Parmi les éléments les plus marquants de ce périple, l’aventurier mentionne les conditions météorologiques, alors que le trio a été confronté à des températures très élevées et un taux d’humidité à 90 %. «Je ne tripe pas sur le froid, mais quand il fait 45 degrés, je peux dire que je préfère un -12», lance-t-il.

Frédéric Dion garde un excellent souvenir de son bref séjour en radeau improvisé sur le Rio Grande. Bien que cette portion du voyage ait viré au vinaigre, alors qu’une rapide montée des eaux a forcé le trio à regagner la berge et à poursuivre sa route sur la terre ferme, les paysages que le Montcarmellois a vus en valaient vraiment la peine, assure-t-il.

«Les deux jours qu’on a passés sur le fleuve étaient extraordinaires. On avait l’impression d’être seuls au monde, parce qu’il n’y avait pas de civilisation. On a vu des voiliers de perroquets: je ne pensais pas que ça existait! Cette section-là était magique, même si avec la décision de quitter la rivière, ça s’est transformé en enfer. Mais on était zen avec cette décision-là.»

Pas fait pour la jungle

L’aventurier garde cependant un souvenir moins agréable de la jungle que ses compagnons et lui ont dû traverser à quelques reprises. Les derniers pas que les aventuriers ont dû franchir avant d’atteindre le pôle intérieur étaient particulièrement pénibles.

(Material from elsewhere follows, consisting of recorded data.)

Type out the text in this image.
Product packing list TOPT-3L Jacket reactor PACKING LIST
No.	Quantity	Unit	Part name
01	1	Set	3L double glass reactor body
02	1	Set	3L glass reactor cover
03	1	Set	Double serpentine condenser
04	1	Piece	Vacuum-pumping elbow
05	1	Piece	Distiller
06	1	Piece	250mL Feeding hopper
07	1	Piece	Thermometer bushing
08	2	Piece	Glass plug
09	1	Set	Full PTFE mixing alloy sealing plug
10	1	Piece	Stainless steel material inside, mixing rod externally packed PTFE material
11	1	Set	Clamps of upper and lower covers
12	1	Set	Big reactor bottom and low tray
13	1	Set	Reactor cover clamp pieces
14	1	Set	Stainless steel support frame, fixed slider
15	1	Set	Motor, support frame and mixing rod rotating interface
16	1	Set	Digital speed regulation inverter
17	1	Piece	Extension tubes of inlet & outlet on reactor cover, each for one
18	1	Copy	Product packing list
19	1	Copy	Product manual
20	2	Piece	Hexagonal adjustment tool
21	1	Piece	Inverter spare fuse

«La distance n’était pas grande, c’était à un kilomètre et demi derrière une ferme, dans la jungle, mais imagine un terrain où il y a des arbustes pleins d’épines, des herbes coupantes et grimpantes. Il y a des guêpes, je me suis fait piquer deux fois et on a trouvé quatre nids en 1,5 km. On s’est aussi fait avertir par les fermiers de faire attention aux anacondas, qui font un pied de diamètre, et aux sangliers. Je ne peux pas dire que j’ai tripé tant que ça sur la jungle. Tu es toujours sur tes gardes, parce que tu te demandes si des fourmis ne vont pas te sauter dessus, sans compter les chenilles avec des piquants venimeux. J’avais hâte de revenir au Québec et de retrouver une forêt un peu plus passive», raconte-t-il avec humour.

L’amitié qui unit les trois comparses a tenu bon tout au long de l’aventure, selon Frédéric Dion. «On ne s’est pas chicané une seule fois, on a gardé une entente extraordinaire. Je savais que j’avais de super coéquipiers, mais j’ai quand même été surpris de leur capacité à faire face à toutes sortes de scénarios improbables», souligne-t-il.

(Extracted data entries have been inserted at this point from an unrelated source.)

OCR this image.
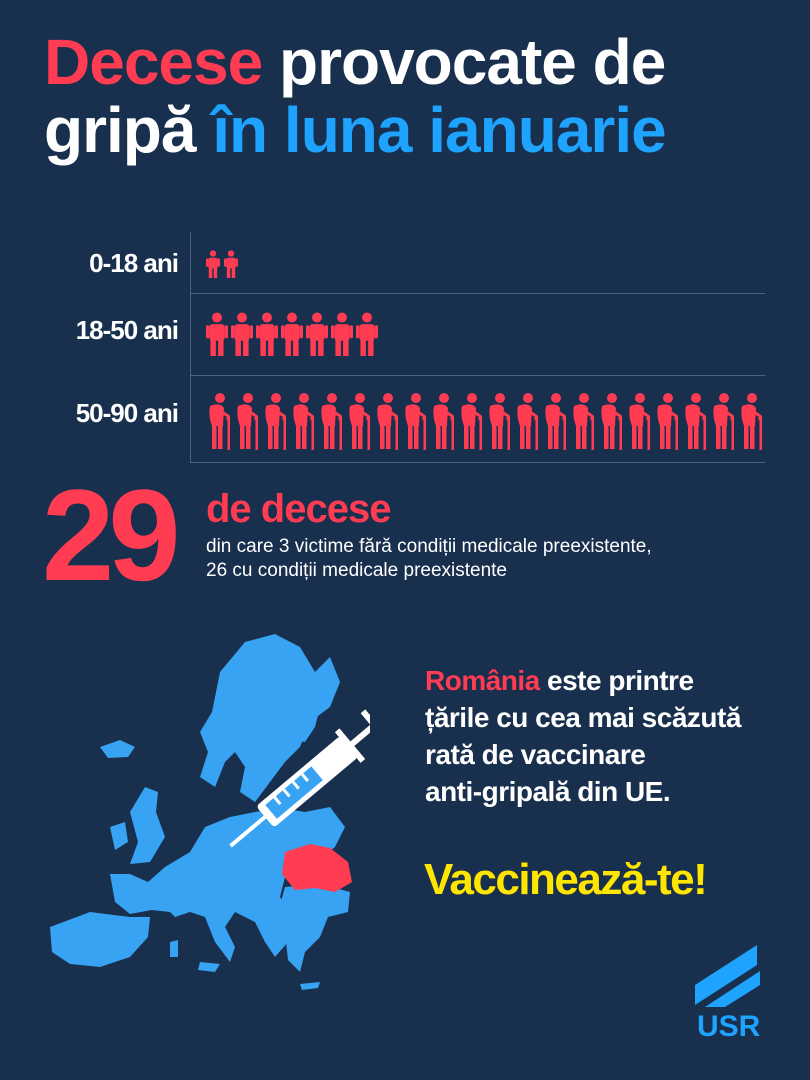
Decese provocate de
gripă în luna ianuarie
0-18 ani
18-50 ani
50-90 ani
29 de decese
din care 3 victime fără condiții medicale preexistente,
26 cu condiții medicale preexistente
România este printre
țările cu cea mai scăzută
rată de vaccinare
anti-gripală din UE.
Vaccinează-te!
USR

Le Montcarmellois se dit extrêmement reconnaissant envers Daniel Barriault et Jacob Racine, qui lui ont permis de terminer son aventure de manière sportive, comme il le souhaitait. En effet, les vélos des trois aventuriers étaient trop endommagés pour qu’ils puissent poursuivre leur route avec ce moyen de transport. Ses deux compères ont donc permis à Frédéric Dion de récupérer des pièces sur leur monture afin qu’il puisse réparer la sienne. Alors que l’aventurier mauricien a continué à pédaler, ses deux acolytes ont terminé le trajet dans une voiture de location.

La suite des choses

Si l’aventure est terminée, le travail ne fait que commencer pour Frédéric Dion, qui va réaliser un film à partir des images qu’il a captées avec ses coéquipiers Daniel Barriault et Jacob Racine tout au long de leur périple. L’aventurier passera les prochains mois de l’hiver à faire du montage avant de vendre son film, qu’il est possible de précommander sur son site internet.

Le Montcarmellois reprendra également ses conférences. La première à son agenda aura lieu le 14 mars, à Notre-Dame-du-Mont-Carmel.

Même s’il vient à peine de rentrer au bercail, Frédéric Dion ne peut s’empêcher de commencer à réfléchir à sa prochaine destination, un choix qui se fera en concertation avec sa conjointe. «On a parlé de l’Australie, mais j’y vais toujours une chose à la fois. On décide ça en famille, puisque le projet inclut aussi un tour du monde avec elle. Mais j’ai hâte de me rasseoir devant mon ordinateur et de penser à ma prochaine destination», reconnaît-il.

Le voyage de Frédéric Dion en Amérique du Sud s’inscrivait dans le défi qu’il s’est lancé d’atteindre les sept pôles intérieurs des sept continents en dix ans. Il a déjà atteint le centre de l’Antarctique en skis tractés par un cerf-volant, en 2014.